6La dernière partie de l’ouvrage porte sur les figures et contre-figures d’autorité. E. Parmentier et F. P. Barone montrent que le thème de la rétribution des fautes, thème essentiel de l’historiographie chrétienne dans le récit de la mort d’Hésiode, se transforme entre Flavius Josèphe et le Pseudo-Athanase. P. Gaillard-Seux trace des parallèles entre des portraits d’empereurs de l’Histoire Auguste et des traits d’animaux – abondamment documentés à l’aide de textes zoologiques – ce qui permet, grâce à une comparaison entre la figure fictive de Firmus dans l’Histoire Auguste et celle de Typhos évoquée par Synésius, de conjecturer une datation du texte postérieure à 400. O. Huck signe une contribution remarquable sur la construction de l’image de Constantin comme législateur chrétien : Sozomène, qui est juriste, attribue à Constantin des lois qui lui sont postérieures, construisant ainsi l’image d’un Constantin législateur qui répond à une volonté de réfuter des polémistes païens et d’harmoniser son argumentation avec l’historiographie officielle qui fait de Constantin le prédécesseur de Théodose II et le premier grand législateur de l’empire. E. Wirbelauer examine la surprenante construction de la légende de Silvestre : l’absence de sources documentaires contemporaines de Silvestre n’empêche pas la production d’une littérature riche à une époque postérieure.
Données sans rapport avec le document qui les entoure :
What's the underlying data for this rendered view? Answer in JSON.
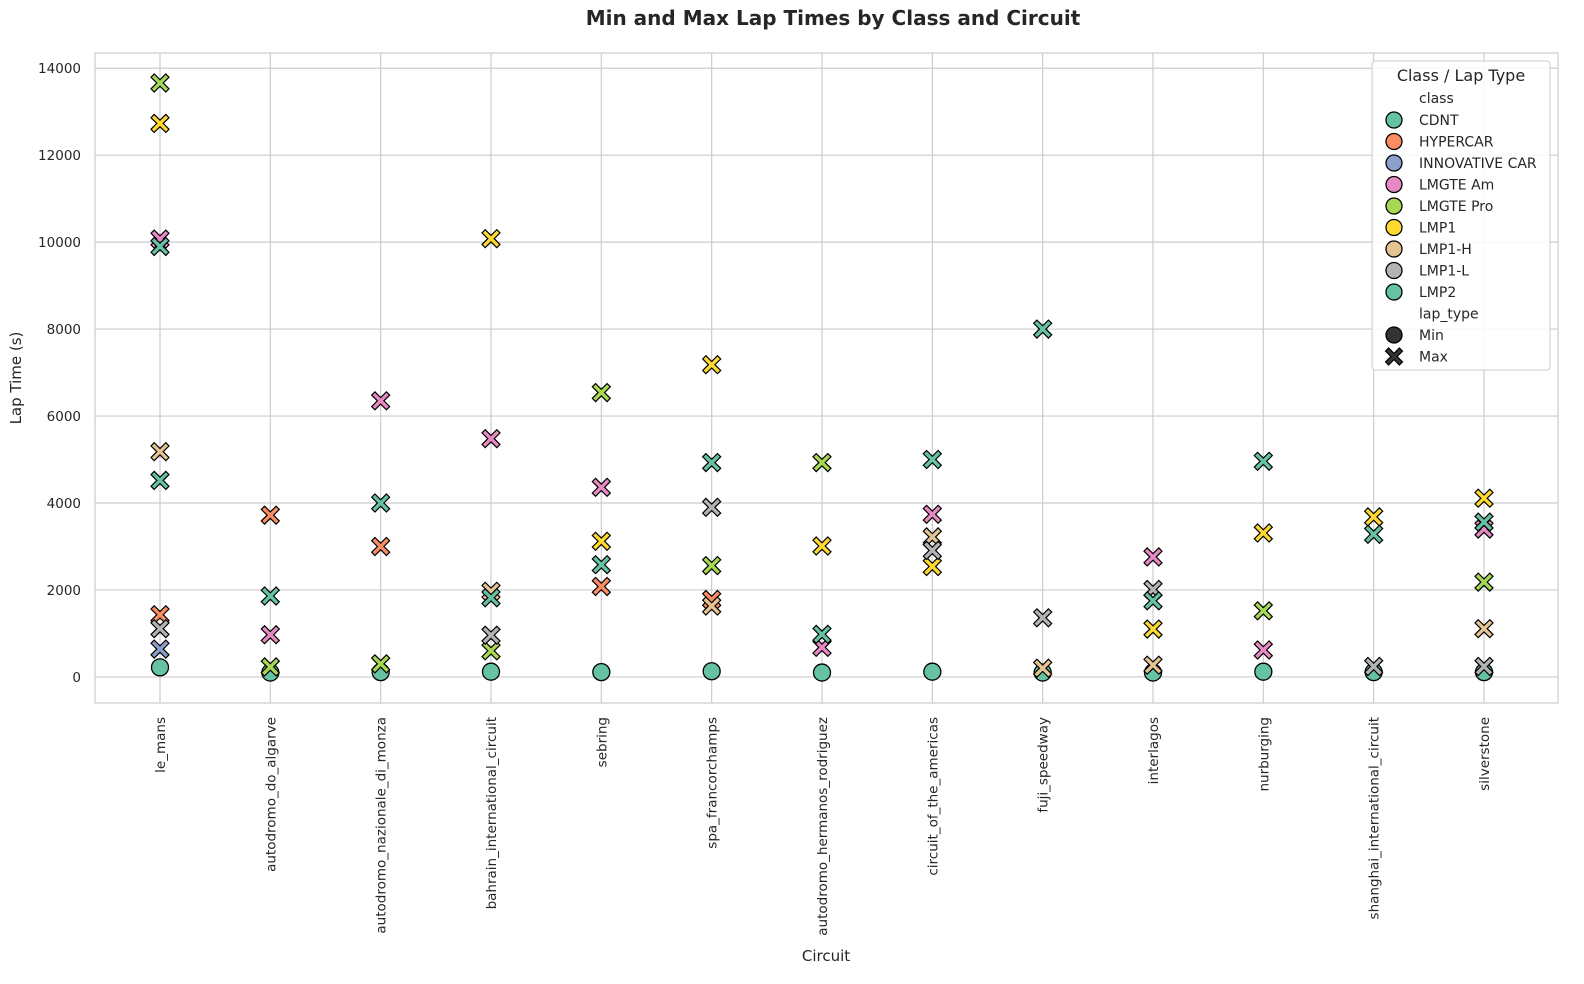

T. Stickler, à partir des fragments d’Olympiodore de Thèbes transmis par Photius, montre que ceux-ci transmettent également le discours politique officiel de la domination de l’empire d’Orient sur celui d’Occident. A. Laniado enfin établit qu’aucune source n’atteste du statut de magister militum de Vitalien avant sa révolte ; or si ce titre lui a été octroyé après la révolte, Vitalien n’est pas un général devenu rebelle.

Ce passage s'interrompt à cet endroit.